Review by: Jack Foley | Rating: One

DVD SPECIAL FEATURES: Commentary by Marc Evans and Colin Firth. Making of. Trailer.

COLIN Firth takes a refreshing break away from his romantic leading man persona to play an edgy and delusional car crash victim, who may or may not be a murderer, in Trauma, a new psychological chiller from My Little Eye director, Marc Evans.

Yet, while the performance is note-worthy, the film falls some way short of that status largely because its twists feel too sign-posted and the conclusion lacks the shock value viewers may have been anticipating.

It’s a shame, for Trauma certainly starts strongly. Awaking from a coma, a man called Ben (Firth) discovers that his beloved wife (Naomie Harris) has been killed in a car accident, in which he was driving.

Haunted by memories and guilt, he attempts to get his life back in order, and even strikes up a friendship with the mysterious girl next door (Mena Suvari’s Charlotte), only to become increasingly paranoid by what he believes to be visions of his dead wife.

His deteriorating mental condition is not helped by the police investigation into the brutal murder of pop star, Lauren Parris, with whom Ben may be linked.

But As he attempts to make sense of his fragmented past, using the help of an unseen psychiatrist, it quickly becomes apparent that his problems may have stemmed from before the crash, and that he is not as innocent as he believes.

The truth, however, turns out to have shocking consequences - only not as shocking as Evans may have hoped.

For all of its camera trickery - involving rapid editing and jerky camera-work, designed with a view to offering a glimpse into Ben’s mental state - the film fails to escape the grim inevitability that hangs over it, so much so that it feels like a triumph of style over substance.

Evans seems so obsessed with the tricks of his trade, that he forgets to invest proceedings with any real emotion, making the picture that results a particularly cold affair in spite of some clever visual touches.

By the time it reaches its conclusion, therefore, viewers may well have tired of the journey and leave the cinema pondering, ‘so what?’

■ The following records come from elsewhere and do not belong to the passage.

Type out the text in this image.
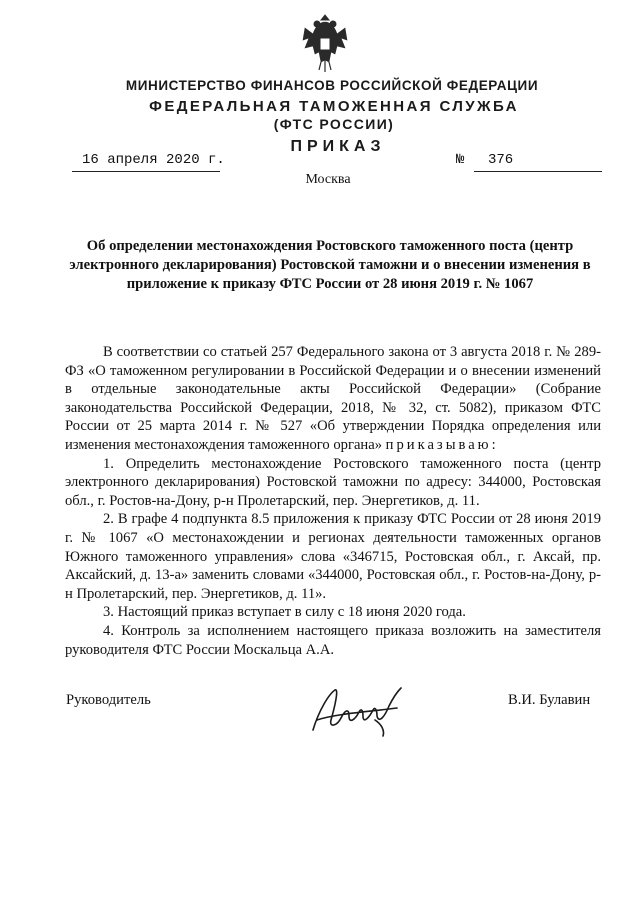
МИНИСТЕРСТВО ФИНАНСОВ РОССИЙСКОЙ ФЕДЕРАЦИИ
ФЕДЕРАЛЬНАЯ ТАМОЖЕННАЯ СЛУЖБА
(ФТС РОССИИ)
ПРИКАЗ
16 апреля 2020 г.	№ 376
Москва
Об определении местонахождения Ростовского таможенного поста (центр электронного декларирования) Ростовской таможни и о внесении изменения в приложение к приказу ФТС России от 28 июня 2019 г. № 1067

В соответствии со статьей 257 Федерального закона от 3 августа 2018 г. № 289-ФЗ «О таможенном регулировании в Российской Федерации и о внесении изменений в отдельные законодательные акты Российской Федерации» (Собрание законодательства Российской Федерации, 2018, № 32, ст. 5082), приказом ФТС России от 25 марта 2014 г. № 527 «Об утверждении Порядка определения или изменения местонахождения таможенного органа» приказываю:

1. Определить местонахождение Ростовского таможенного поста (центр электронного декларирования) Ростовской таможни по адресу: 344000, Ростовская обл., г. Ростов-на-Дону, р-н Пролетарский, пер. Энергетиков, д. 11.

2. В графе 4 подпункта 8.5 приложения к приказу ФТС России от 28 июня 2019 г. № 1067 «О местонахождении и регионах деятельности таможенных органов Южного таможенного управления» слова «346715, Ростовская обл., г. Аксай, пр. Аксайский, д. 13-а» заменить словами «344000, Ростовская обл., г. Ростов-на-Дону, р-н Пролетарский, пер. Энергетиков, д. 11».

3. Настоящий приказ вступает в силу с 18 июня 2020 года.

4. Контроль за исполнением настоящего приказа возложить на заместителя руководителя ФТС России Москальца А.А.

Руководитель	В.И. Булавин
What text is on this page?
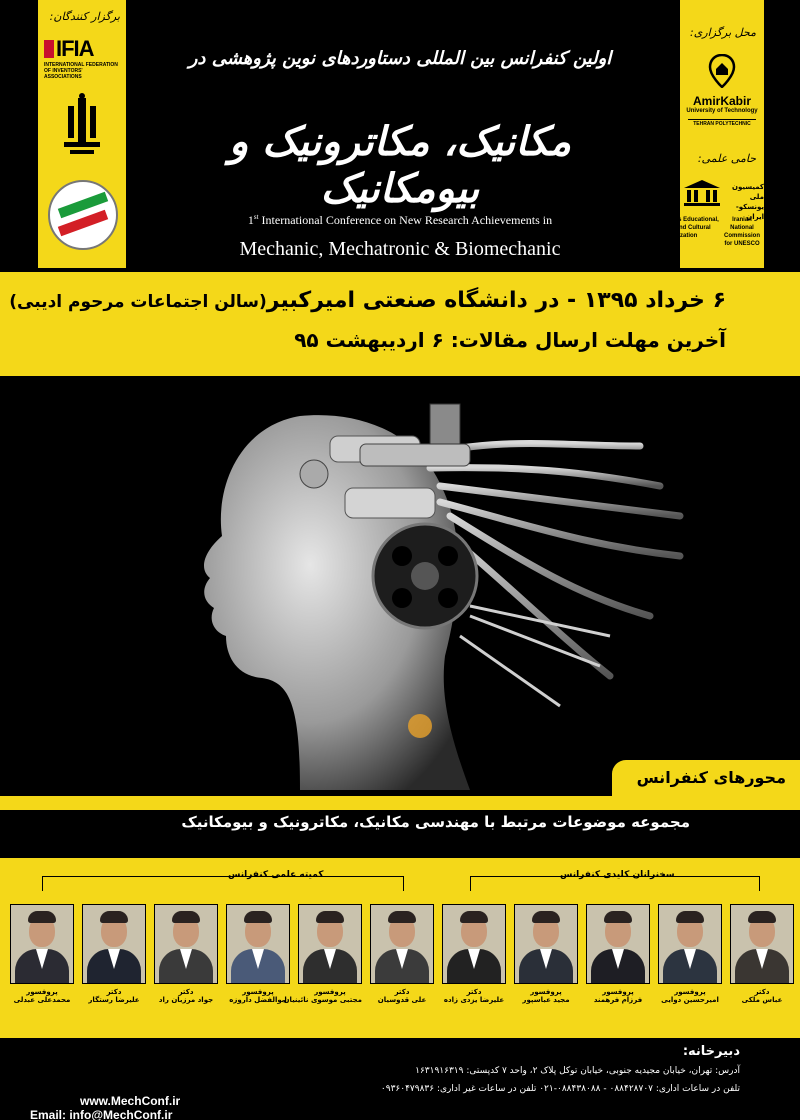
برگزار کنندگان:
IFIA
INTERNATIONAL FEDERATION OF INVENTORS' ASSOCIATIONS
محل برگزاری:
AmirKabir
University of Technology
TEHRAN POLYTECHNIC
حامی علمی:
کمیسیون ملی یونسکو-ایران
United Nations Educational, Scientific and Cultural Organization
Iranian National Commission for UNESCO
اولین کنفرانس بین المللی دستاوردهای نوین پژوهشی در
مکانیک، مکاترونیک و بیومکانیک
1st International Conference on New Research Achievements in
Mechanic, Mechatronic & Biomechanic
۶ خرداد ۱۳۹۵ - در دانشگاه صنعتی امیرکبیر(سالن اجتماعات مرحوم ادیبی)
آخرین مهلت ارسال مقالات: ۶ اردیبهشت ۹۵
محورهای کنفرانس
مجموعه موضوعات مرتبط با مهندسی مکانیک، مکاترونیک و بیومکانیک
کمیته علمی کنفرانس	سخنرانان کلیدی کنفرانس
پروفسور
محمدعلی عبدلی
دکتر
علیرضا رستگار
دکتر
جواد مرزبان راد
پروفسور
ابوالفضل داروزه
پروفسور
مجتبی موسوی نائینیان
دکتر
علی قدوسیان
دکتر
علیرضا یزدی زاده
پروفسور
مجید عباسپور
پروفسور
فرزام فرهمند
پروفسور
امیرحسین دوایی
دکتر
عباس ملکی
دبیرخانه:
آدرس: تهران، خیابان مجیدیه جنوبی، خیابان توکل پلاک ۲، واحد ۷ کد‌پستی: ۱۶۳۱۹۱۶۳۱۹
تلفن در ساعات اداری: ۰۸۸۴۲۸۷۰۷ - ۰۸۸۴۳۸۰۸۸-۰۲۱ تلفن در ساعات غیر اداری: ۰۹۳۶۰۴۷۹۸۳۶
www.MechConf.ir
Email: info@MechConf.ir
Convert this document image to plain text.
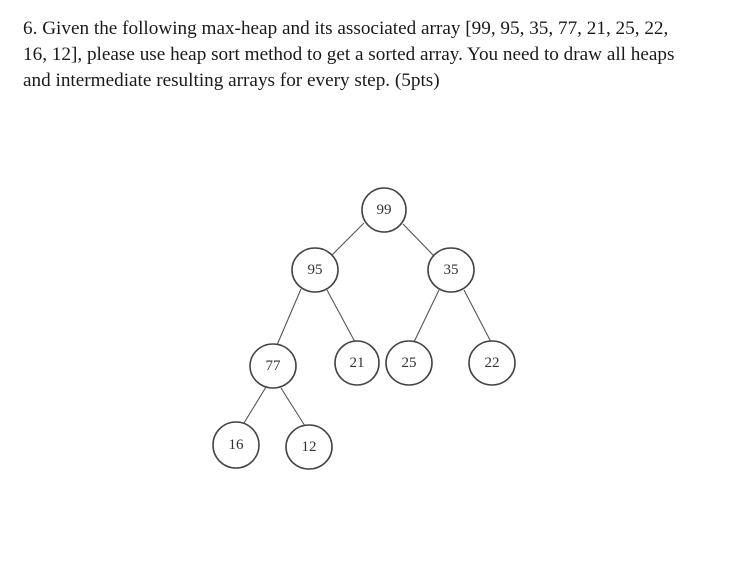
6. Given the following max-heap and its associated array [99, 95, 35, 77, 21, 25, 22,
16, 12], please use heap sort method to get a sorted array. You need to draw all heaps
and intermediate resulting arrays for every step. (5pts)

99
95	35
77	21 25	22
16	12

And while Firth may be extremely watchable in the lead performance (ably demonstrating a darker, edgier side to his affable persona), he is often let down by those around him, with Suvari particularly unconvincing as his new love interest (who may or may not be a figment of Ben’s imagination), and the likes of Harris and Ken Cranham, as a police inspector, not being given enough to do.

Those with a phobia of spiders, or insects in general, are probably advised to stay away, too, given Evans’ use of creepy-crawlies late on, while some of the imagery feels lifted straight out of better psychological movies, such as Jacob’s Ladder.

Trauma isn’t without its plus points - it certainly hints at greater things to come for its director, while also providing an interesting alternative for Firth’s legion of fans - but it ultimately fails to rise above the average, despite the curiosity value that comes attached.